For the answer of is "is softmax the only way to turn unnormalized real values into a categorial distribution" you can just use statistics.
Eg. Using Bayesian stats, if i assume an even prior (pretend i have no assumptions about how biased it is), i see a coin flip heads 4 times in a row, what's the probability of it being heads?
Via a long winded proof using the dirichlet distribution Bayesian stats will say "add one to the top and two to the bottom". Here we saw 4/4 heads. So we guess 5/6 chance of being heads (+1 to the top, +2 to the bottom) the next time or a 1/6 chance of being tails. This represents that the statistical model is assuming some bias in the coin.
That's normalized as a probability against 1 which is what we want. It works for multiple probabilities as well, you add to the bottom as many different outcomes as you have. The Dirichlet distribution allows for real numbers and you can support this too. If you feel this gives too much weight to the possibility of the coin being biased you can actually simply add more to the top and bottom which is the same as accounting for this in your prior, eg. add 100 to the top and 200 to the bottom instead.

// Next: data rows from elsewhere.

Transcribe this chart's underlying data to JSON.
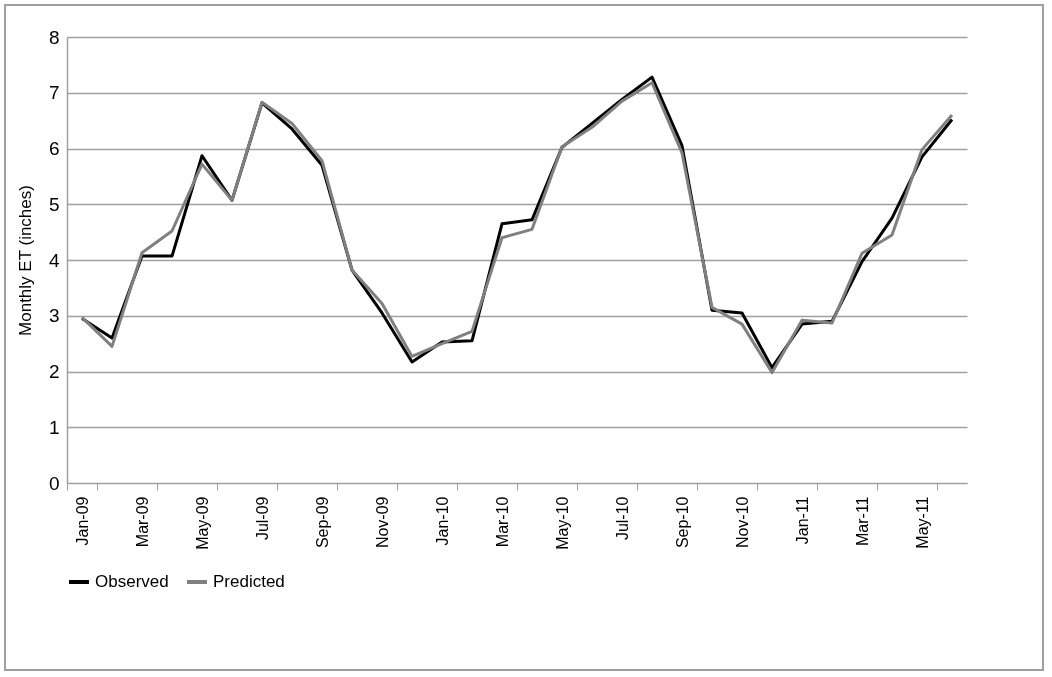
{
  "chart_data": {
    "type": "line",
    "ylabel": "Monthly ET (inches)",
    "categories": [
      "Jan-09",
      null,
      "Mar-09",
      null,
      "May-09",
      null,
      "Jul-09",
      null,
      "Sep-09",
      null,
      "Nov-09",
      null,
      "Jan-10",
      null,
      "Mar-10",
      null,
      "May-10",
      null,
      "Jul-10",
      null,
      "Sep-10",
      null,
      "Nov-10",
      null,
      "Jan-11",
      null,
      "Mar-11",
      null,
      "May-11",
      null
    ],
    "series": [
      {
        "name": "Observed",
        "color": "#000000",
        "values": [
          2.95,
          2.6,
          4.07,
          4.07,
          5.87,
          5.07,
          6.82,
          6.35,
          5.7,
          3.82,
          3.05,
          2.17,
          2.53,
          2.55,
          4.65,
          4.72,
          6.02,
          6.45,
          6.88,
          7.28,
          6.05,
          3.1,
          3.05,
          2.07,
          2.85,
          2.9,
          3.97,
          4.75,
          5.85,
          6.52
        ]
      },
      {
        "name": "Predicted",
        "color": "#808080",
        "values": [
          2.97,
          2.45,
          4.13,
          4.52,
          5.72,
          5.07,
          6.83,
          6.45,
          5.78,
          3.82,
          3.22,
          2.27,
          2.5,
          2.72,
          4.4,
          4.55,
          6.03,
          6.38,
          6.85,
          7.18,
          5.92,
          3.15,
          2.85,
          1.98,
          2.92,
          2.87,
          4.12,
          4.45,
          5.98,
          6.6
        ]
      }
    ],
    "ylim": [
      0,
      8
    ],
    "yticks": [
      0,
      1,
      2,
      3,
      4,
      5,
      6,
      7,
      8
    ],
    "grid": "y",
    "legend": "bottom",
    "marker": "none",
    "line_style": "solid"
  }
}
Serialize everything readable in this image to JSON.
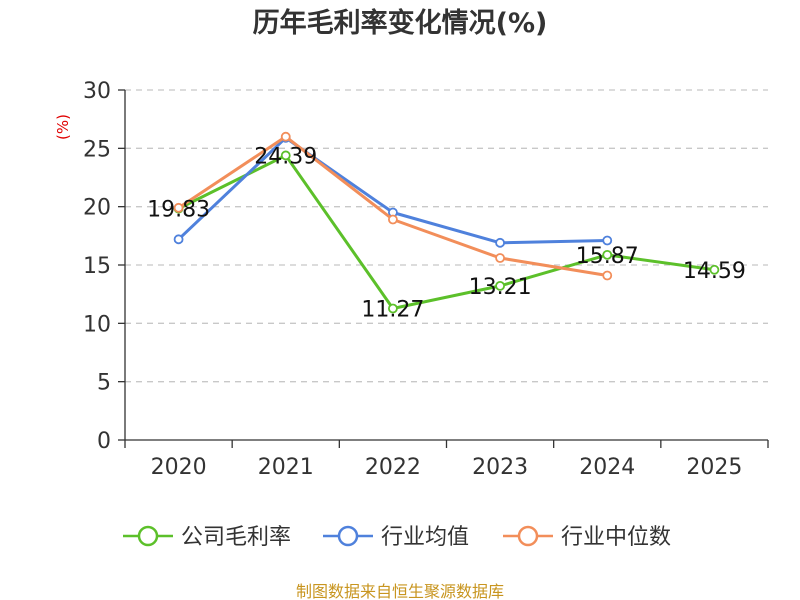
{
  "chart_data": {
    "type": "line",
    "title": "历年毛利率变化情况(%)",
    "xlabel": "",
    "ylabel": "(%)",
    "ylim": [
      0,
      30
    ],
    "yticks": [
      0,
      5,
      10,
      15,
      20,
      25,
      30
    ],
    "grid": true,
    "legend_position": "bottom",
    "categories": [
      "2020",
      "2021",
      "2022",
      "2023",
      "2024",
      "2025"
    ],
    "series": [
      {
        "name": "公司毛利率",
        "color": "#5cc02a",
        "values": [
          19.83,
          24.39,
          11.27,
          13.21,
          15.87,
          14.59
        ],
        "labels": [
          "19.83",
          "24.39",
          "11.27",
          "13.21",
          "15.87",
          "14.59"
        ]
      },
      {
        "name": "行业均值",
        "color": "#4f81dc",
        "values": [
          17.2,
          25.9,
          19.5,
          16.9,
          17.1,
          null
        ]
      },
      {
        "name": "行业中位数",
        "color": "#f28e5a",
        "values": [
          19.9,
          26.0,
          18.9,
          15.6,
          14.1,
          null
        ]
      }
    ],
    "source": "制图数据来自恒生聚源数据库"
  }
}
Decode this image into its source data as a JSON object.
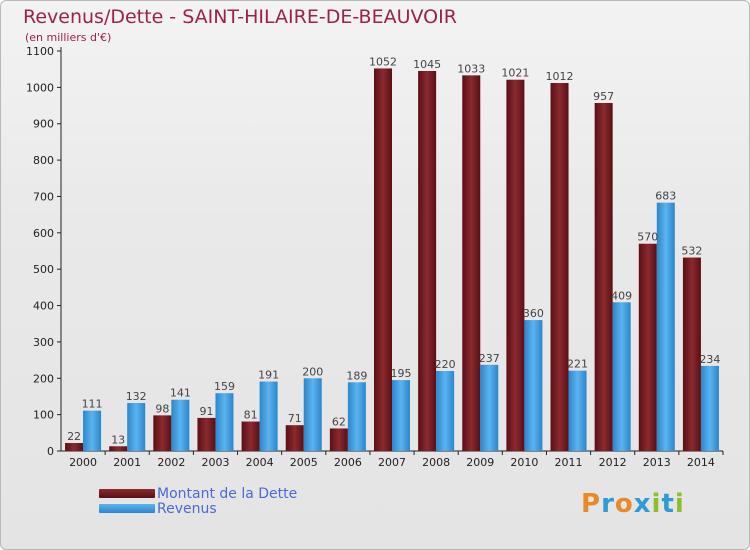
{
  "header": {
    "title": "Revenus/Dette - SAINT-HILAIRE-DE-BEAUVOIR",
    "subtitle": "(en milliers d'€)"
  },
  "legend": {
    "items": [
      {
        "label": "Montant de la Dette",
        "color": "#7a1f24"
      },
      {
        "label": "Revenus",
        "color": "#3f9ee0"
      }
    ]
  },
  "logo": {
    "text": "Proxiti",
    "letters": [
      {
        "ch": "P",
        "color": "#e8892a"
      },
      {
        "ch": "r",
        "color": "#2f9bd6"
      },
      {
        "ch": "o",
        "color": "#e8892a"
      },
      {
        "ch": "x",
        "color": "#2f9bd6"
      },
      {
        "ch": "i",
        "color": "#8cbf2e"
      },
      {
        "ch": "t",
        "color": "#2f9bd6"
      },
      {
        "ch": "i",
        "color": "#8cbf2e"
      }
    ]
  },
  "chart_data": {
    "type": "bar",
    "title": "Revenus/Dette - SAINT-HILAIRE-DE-BEAUVOIR",
    "subtitle": "(en milliers d'€)",
    "xlabel": "",
    "ylabel": "",
    "ylim": [
      0,
      1100
    ],
    "yticks": [
      0,
      100,
      200,
      300,
      400,
      500,
      600,
      700,
      800,
      900,
      1000,
      1100
    ],
    "grid": false,
    "legend_position": "bottom-left",
    "categories": [
      "2000",
      "2001",
      "2002",
      "2003",
      "2004",
      "2005",
      "2006",
      "2007",
      "2008",
      "2009",
      "2010",
      "2011",
      "2012",
      "2013",
      "2014"
    ],
    "series": [
      {
        "name": "Montant de la Dette",
        "color": "#7a1f24",
        "values": [
          22,
          13,
          98,
          91,
          81,
          71,
          62,
          1052,
          1045,
          1033,
          1021,
          1012,
          957,
          570,
          532
        ]
      },
      {
        "name": "Revenus",
        "color": "#3f9ee0",
        "values": [
          111,
          132,
          141,
          159,
          191,
          200,
          189,
          195,
          220,
          237,
          360,
          221,
          409,
          683,
          234
        ]
      }
    ]
  }
}
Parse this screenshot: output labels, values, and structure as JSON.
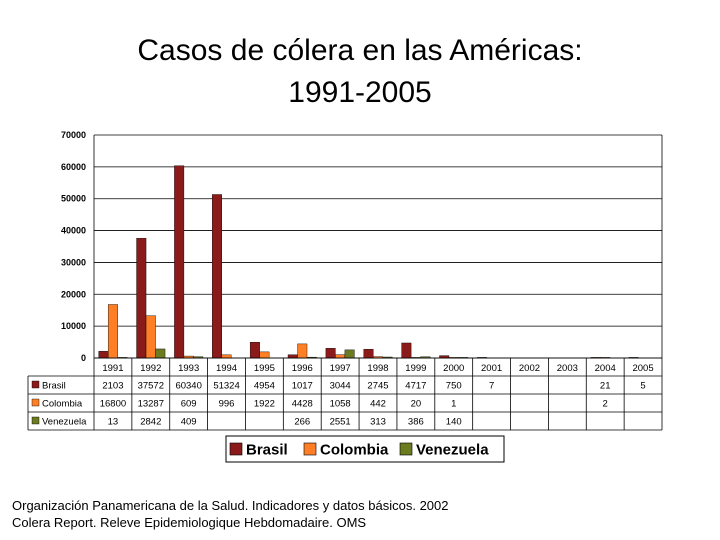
{
  "title_line1": "Casos de cólera en las Américas:",
  "title_line2": "1991-2005",
  "chart_data": {
    "type": "bar",
    "categories": [
      "1991",
      "1992",
      "1993",
      "1994",
      "1995",
      "1996",
      "1997",
      "1998",
      "1999",
      "2000",
      "2001",
      "2002",
      "2003",
      "2004",
      "2005"
    ],
    "series": [
      {
        "name": "Brasil",
        "color": "#8b1a1a",
        "values": [
          2103,
          37572,
          60340,
          51324,
          4954,
          1017,
          3044,
          2745,
          4717,
          750,
          7,
          null,
          null,
          21,
          5
        ],
        "labels": [
          "2103",
          "37572",
          "60340",
          "51324",
          "4954",
          "1017",
          "3044",
          "2745",
          "4717",
          "750",
          "7",
          "",
          "",
          "21",
          "5"
        ]
      },
      {
        "name": "Colombia",
        "color": "#ff7f27",
        "values": [
          16800,
          13287,
          609,
          996,
          1922,
          4428,
          1058,
          442,
          20,
          1,
          null,
          null,
          null,
          2,
          null
        ],
        "labels": [
          "16800",
          "13287",
          "609",
          "996",
          "1922",
          "4428",
          "1058",
          "442",
          "20",
          "1",
          "",
          "",
          "",
          "2",
          ""
        ]
      },
      {
        "name": "Venezuela",
        "color": "#6b7b20",
        "values": [
          13,
          2842,
          409,
          null,
          null,
          266,
          2551,
          313,
          386,
          140,
          null,
          null,
          null,
          null,
          null
        ],
        "labels": [
          "13",
          "2842",
          "409",
          "",
          "",
          "266",
          "2551",
          "313",
          "386",
          "140",
          "",
          "",
          "",
          "",
          ""
        ]
      }
    ],
    "ylim": [
      0,
      70000
    ],
    "yticks": [
      0,
      10000,
      20000,
      30000,
      40000,
      50000,
      60000,
      70000
    ],
    "ytick_labels": [
      "0",
      "10000",
      "20000",
      "30000",
      "40000",
      "50000",
      "60000",
      "70000"
    ],
    "grid": true,
    "legend_position": "bottom",
    "data_table": true
  },
  "source_line1": "Organización Panamericana de la Salud. Indicadores y datos básicos. 2002",
  "source_line2": "Colera Report. Releve Epidemiologique Hebdomadaire. OMS"
}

Now this has a lot of differences with outcomes compared to softmax. It actually gives everything a non-zero chance rather than using the classic sigmoid activation function that softmax has underneath which moves things to almost absolute 0 or 1. But... other distributions like this are very helpful in many circumstances. Do you actually think the chance of tails becomes 0 if you see heads flipped 100 times in a row? Of course not.
So anyway the softmax function fits things to a particular type of distribution but you can actually fit pretty much anything to any distribution with good old statistics. Choose the right one for your use case.